# Fri. Night



## bamafan611 (Mar 1, 2010)

Even with low tide, stained water and SE blowing the fish are there. Quick trip Fri. night. sometimes you just gotta go.


----------



## drifterfisher (Oct 9, 2009)

Nice catch,btw you suck.... I went sat night,we hit the water about 7pm and come in about 7am.We did get a few sheephead....and was donated 4 flounder from a very cool dude.


----------



## jhamilton226 (Oct 1, 2010)

Nice haul Bama...got some decent size ones too! Hey Drifter, what area were you fishing in Saturday?? It took us a few hours of poling but it seemed like they all hit the beach at once on us right before midnight in the perdido area...sorry you struck out, hope that wasn't you in the boat hitting the beach behind me as I was leaving with my fish Saturday


----------



## drifterfisher (Oct 9, 2009)

I put in on the south end of 3 mile bridge.Hit south to the "point" ,across to the fort pickens area and back to the east side of the bridge till it turned day light.I cant go out the pass in my boat so no I wasnt on the beach.I have to ask what kinda boat ya got that will make it out the pass and float shallow nuff to flounder in?

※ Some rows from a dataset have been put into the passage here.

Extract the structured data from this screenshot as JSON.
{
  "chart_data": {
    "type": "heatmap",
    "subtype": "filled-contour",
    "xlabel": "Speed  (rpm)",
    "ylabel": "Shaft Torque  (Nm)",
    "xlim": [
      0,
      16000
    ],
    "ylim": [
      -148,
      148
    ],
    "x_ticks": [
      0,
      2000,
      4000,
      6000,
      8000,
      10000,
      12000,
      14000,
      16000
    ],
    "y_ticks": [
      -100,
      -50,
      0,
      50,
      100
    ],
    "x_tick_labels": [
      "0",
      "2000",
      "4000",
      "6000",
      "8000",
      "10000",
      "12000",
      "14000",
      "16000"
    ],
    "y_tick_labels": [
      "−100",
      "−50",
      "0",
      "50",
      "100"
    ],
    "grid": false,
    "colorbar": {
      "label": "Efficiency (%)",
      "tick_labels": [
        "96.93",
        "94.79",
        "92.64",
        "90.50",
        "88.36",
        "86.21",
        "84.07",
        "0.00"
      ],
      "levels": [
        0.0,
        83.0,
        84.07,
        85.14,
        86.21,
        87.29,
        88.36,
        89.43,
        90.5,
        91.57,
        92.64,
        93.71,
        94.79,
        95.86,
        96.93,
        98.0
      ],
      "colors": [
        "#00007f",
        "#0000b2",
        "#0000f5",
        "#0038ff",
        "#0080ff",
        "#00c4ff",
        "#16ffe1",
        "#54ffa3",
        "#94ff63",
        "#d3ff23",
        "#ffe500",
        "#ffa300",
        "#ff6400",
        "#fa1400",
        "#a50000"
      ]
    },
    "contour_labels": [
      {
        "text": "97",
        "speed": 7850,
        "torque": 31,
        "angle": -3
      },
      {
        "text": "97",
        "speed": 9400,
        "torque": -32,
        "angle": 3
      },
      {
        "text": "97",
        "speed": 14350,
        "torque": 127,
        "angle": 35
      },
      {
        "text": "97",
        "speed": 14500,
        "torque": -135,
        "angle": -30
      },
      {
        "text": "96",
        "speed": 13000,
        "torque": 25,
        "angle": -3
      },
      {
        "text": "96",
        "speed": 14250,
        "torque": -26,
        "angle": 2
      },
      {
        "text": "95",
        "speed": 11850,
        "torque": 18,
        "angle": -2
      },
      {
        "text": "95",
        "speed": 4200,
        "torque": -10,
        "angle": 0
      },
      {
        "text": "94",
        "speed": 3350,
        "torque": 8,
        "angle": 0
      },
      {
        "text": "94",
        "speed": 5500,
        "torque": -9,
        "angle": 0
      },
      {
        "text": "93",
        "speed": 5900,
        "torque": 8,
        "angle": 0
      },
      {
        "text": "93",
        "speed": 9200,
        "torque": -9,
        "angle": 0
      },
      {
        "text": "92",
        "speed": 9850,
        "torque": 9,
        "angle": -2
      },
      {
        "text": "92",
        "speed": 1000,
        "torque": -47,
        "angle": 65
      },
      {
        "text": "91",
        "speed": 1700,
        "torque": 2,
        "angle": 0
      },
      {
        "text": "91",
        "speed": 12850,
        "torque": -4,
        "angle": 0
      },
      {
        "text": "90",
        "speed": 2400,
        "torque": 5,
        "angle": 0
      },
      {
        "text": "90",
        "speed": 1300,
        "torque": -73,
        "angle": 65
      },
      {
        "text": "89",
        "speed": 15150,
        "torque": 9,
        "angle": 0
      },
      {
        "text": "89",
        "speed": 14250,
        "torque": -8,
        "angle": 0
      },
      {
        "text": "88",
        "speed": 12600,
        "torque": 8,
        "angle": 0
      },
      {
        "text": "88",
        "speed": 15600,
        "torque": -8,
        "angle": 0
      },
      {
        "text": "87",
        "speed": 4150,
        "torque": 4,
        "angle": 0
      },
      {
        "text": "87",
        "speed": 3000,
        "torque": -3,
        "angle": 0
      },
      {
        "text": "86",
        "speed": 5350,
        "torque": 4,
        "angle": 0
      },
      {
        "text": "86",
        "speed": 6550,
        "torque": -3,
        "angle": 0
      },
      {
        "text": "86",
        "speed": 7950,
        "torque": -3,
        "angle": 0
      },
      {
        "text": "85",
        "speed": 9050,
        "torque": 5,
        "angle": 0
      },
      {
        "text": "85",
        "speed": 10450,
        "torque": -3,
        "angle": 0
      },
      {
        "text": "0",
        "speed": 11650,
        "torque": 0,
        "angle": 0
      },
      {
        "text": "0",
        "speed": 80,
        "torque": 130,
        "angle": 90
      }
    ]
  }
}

I did go buy an AL fishing lis. I am going to make a trip to the AL side one night,FL has no flounder that I can find.Maybe its just me...


----------



## jhamilton226 (Oct 1, 2010)

oh..hehe, sorry...any where that sand meets salt water around here is the beach to me! Which is funny because I surf more than I fish so you'd think I'd make a greater distinction!!! lol, No no no I don't go in the gulf either...just figured out the avatar pic thing so the one on my posts is my boat... 14' Carolina Skiff, it could "survive" in the gulf but I don't want to... couple of 75 watt wadding lights rigged up with pvc and a 12 volt battery, runs me good all night for the most part... I stay in the bays and bayous for sure...sorry for the confusion, just got lucky Saturday I suppose...hope that luck continues!


----------